When rendering a scene, we often limit from how far we can see objects on the camera level, this is mainly an optimization to avoid rendering things that are too far and probably wouldn’t contribute to the look of the scene but it’s also important to keep a reasonable range of distance between the camera and the scene’s object to avoid precision issues. These limits are controlled by the near and far planes of the camera, everything outside of those planes (farther than the far plane or between the near plane and the camera position) will get culled out.
This alone is not enough, we need to constrain the size of the camera somehow to focus on a particular part of the 3D scene. This is called the field of view. Changing the FoV of a camera is the same as using the zoom on a true camera, it effectively changes how much of the 3D scene you’re viewing. As you can see this forms a kind of square based pyramid shape with the tip pointing to the camera position cut off, this shape is called a Frustum, it’s a kind of mathematical shape that is often used to represent what that camera can see.
This kind of projection with the field of view is called perspective projection, this is the kind of projection we’re most used to as it keeps nicely the notion of distance (far objects appear smaller than close ones).
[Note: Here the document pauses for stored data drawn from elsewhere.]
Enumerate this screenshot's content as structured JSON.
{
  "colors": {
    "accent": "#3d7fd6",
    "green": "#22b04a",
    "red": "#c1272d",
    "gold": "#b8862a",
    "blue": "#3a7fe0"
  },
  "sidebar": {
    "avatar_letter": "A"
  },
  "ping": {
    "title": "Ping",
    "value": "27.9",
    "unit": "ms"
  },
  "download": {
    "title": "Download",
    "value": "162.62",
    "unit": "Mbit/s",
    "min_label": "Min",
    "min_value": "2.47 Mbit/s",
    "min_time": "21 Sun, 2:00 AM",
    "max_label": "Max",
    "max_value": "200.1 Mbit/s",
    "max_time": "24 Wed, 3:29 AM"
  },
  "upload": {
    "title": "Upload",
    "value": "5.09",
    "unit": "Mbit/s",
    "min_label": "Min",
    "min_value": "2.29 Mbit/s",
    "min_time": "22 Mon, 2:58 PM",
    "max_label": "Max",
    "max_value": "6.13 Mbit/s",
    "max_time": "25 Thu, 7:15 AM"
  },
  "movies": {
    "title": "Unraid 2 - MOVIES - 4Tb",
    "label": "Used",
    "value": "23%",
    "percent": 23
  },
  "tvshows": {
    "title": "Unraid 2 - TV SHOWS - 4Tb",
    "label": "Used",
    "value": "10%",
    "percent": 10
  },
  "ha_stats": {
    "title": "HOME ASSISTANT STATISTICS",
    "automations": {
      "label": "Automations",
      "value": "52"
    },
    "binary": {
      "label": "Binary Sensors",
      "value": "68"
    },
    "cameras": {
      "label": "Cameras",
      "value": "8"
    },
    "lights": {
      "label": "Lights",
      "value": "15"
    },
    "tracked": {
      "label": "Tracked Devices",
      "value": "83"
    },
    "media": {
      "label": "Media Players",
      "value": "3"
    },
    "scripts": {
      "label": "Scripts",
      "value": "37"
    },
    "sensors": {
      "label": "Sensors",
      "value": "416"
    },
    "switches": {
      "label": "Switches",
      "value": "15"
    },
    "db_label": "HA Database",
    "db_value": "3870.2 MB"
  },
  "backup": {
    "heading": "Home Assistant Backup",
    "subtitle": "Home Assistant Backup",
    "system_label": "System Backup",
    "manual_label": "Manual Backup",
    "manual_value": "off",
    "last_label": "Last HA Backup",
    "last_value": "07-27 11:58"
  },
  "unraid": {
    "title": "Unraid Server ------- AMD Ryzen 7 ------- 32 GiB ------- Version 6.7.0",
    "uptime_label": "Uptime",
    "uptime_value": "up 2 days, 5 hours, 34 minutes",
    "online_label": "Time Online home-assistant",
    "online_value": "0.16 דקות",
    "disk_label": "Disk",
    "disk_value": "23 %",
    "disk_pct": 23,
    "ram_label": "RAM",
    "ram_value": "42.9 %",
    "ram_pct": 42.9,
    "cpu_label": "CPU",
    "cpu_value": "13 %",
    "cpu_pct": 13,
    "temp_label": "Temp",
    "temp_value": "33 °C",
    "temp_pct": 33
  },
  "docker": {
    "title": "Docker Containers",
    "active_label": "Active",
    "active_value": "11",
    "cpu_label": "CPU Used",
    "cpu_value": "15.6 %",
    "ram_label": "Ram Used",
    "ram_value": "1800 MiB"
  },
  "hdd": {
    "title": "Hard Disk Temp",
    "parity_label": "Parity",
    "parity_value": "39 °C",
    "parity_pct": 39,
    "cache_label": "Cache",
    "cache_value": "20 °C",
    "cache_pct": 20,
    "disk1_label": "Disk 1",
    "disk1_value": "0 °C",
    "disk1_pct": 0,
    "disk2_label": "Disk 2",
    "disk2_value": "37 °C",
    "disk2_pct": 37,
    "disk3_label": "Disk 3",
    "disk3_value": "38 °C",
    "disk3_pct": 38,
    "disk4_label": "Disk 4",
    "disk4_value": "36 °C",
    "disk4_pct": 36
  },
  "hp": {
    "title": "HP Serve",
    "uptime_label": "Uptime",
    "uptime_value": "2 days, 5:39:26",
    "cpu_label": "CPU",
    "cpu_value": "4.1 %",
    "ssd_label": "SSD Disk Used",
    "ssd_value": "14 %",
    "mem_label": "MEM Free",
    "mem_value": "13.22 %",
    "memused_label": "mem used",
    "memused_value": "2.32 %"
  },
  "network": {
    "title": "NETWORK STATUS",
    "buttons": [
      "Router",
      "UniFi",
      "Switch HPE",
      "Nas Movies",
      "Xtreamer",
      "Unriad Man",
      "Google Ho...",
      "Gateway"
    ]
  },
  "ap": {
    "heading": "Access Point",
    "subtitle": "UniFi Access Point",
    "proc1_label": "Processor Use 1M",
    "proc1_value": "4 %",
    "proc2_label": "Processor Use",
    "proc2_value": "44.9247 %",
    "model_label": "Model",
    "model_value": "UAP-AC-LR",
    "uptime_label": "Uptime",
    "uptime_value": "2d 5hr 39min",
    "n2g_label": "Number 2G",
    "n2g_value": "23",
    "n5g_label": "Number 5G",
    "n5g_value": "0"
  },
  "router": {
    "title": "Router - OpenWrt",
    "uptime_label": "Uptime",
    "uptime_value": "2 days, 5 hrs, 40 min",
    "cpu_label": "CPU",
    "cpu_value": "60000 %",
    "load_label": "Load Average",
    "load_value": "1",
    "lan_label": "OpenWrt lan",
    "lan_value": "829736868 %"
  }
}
One nice way of visualizing how the objects inside the frustum gets projected onto the 2D surface is to imagine the Frustum and all the objects inside getting squished towards the camera. This way of interpreting the transformation gives us a good insight of how the 3D space gets turned into 2D space where the Z coordinate essentially disappears. In this example, notice how the scene gets projected on the near plane of the frustum, this essentially is how we get the image of the 3D scene.
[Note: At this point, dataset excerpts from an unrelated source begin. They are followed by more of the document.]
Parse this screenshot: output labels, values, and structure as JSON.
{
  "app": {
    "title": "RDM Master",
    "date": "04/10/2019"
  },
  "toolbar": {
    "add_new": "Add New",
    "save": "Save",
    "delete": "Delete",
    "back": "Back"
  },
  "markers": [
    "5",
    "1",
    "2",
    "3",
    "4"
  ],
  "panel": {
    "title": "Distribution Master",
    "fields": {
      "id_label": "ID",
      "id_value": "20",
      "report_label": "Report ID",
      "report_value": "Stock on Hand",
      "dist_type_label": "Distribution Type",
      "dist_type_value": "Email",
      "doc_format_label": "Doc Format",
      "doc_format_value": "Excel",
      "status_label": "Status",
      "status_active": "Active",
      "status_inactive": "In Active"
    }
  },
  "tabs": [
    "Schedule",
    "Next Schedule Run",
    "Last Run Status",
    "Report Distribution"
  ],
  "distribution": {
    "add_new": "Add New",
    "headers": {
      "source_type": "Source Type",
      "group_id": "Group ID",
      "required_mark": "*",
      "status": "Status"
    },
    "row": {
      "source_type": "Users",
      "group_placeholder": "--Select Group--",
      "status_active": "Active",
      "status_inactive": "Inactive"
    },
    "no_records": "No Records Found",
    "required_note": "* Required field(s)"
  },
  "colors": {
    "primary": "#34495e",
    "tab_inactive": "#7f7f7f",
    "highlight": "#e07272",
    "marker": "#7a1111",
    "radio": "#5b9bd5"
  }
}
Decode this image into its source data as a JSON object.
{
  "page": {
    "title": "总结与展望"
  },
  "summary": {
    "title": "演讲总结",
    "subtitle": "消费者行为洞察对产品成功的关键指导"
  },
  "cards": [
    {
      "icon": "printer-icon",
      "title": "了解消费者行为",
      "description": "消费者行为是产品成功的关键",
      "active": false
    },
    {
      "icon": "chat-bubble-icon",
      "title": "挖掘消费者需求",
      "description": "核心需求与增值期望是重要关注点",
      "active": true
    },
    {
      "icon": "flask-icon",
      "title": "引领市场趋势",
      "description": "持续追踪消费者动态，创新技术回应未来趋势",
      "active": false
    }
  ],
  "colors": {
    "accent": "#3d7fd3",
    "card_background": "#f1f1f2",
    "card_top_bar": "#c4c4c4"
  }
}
There is another kind of camera that is a bit less intuitive as it doesn’t really exists in real life. It’s a camera that perform an orthographic projection instead of the standard perspective projection we’re used to. In this projection, the perception of depth doesn’t exists as the size of the objects on screen are not defined by their distance to the camera. This kind of camera is simpler to model because it doesn’t have a field of view, instead it’s a 2D size that determines what the camera can see. This is the projection I’ve been using for most of the illustrations, it has the neat property of keeping lines parallels to each other and makes really clean schematics.
Screen
The last missing step to get our camera working is some way to store what the camera sees. For this we will simply use a special kind of texture called Render Target (or Frame Buffer, Render Texture depending on the API). This Render Target texture has the same properties as a regular texture except that the GPU can write to it which allows our objects to be rendered inside this texture. Because it’s a texture, it means that it has a resolution (width and height) in pixels or more specifically because it’s a texture, we call it a texel (because it doesn’t necessarily represent a physical pixel of a monitor). This texture width and height determines the resolution of the final image we’ll generate and it also drives the aspect ratio of the camera (this is often represented by a single number which is width divided by height).
Exposure
Because we’re using physical values to model our scene, we need to take that into account in the camera. Though this can quickly become quite complicated to take in account the lens and the sensor of the camera so we’ll focus on a simple model for now. The last parameter we need to add is exposure, it allows us to control the luminosity of the final image. Usually exposure is the result of the combination of several settings on a camera but this simplification allows us to avoid the complexity of having to handle shutter speed, ISOs, aperture, etc.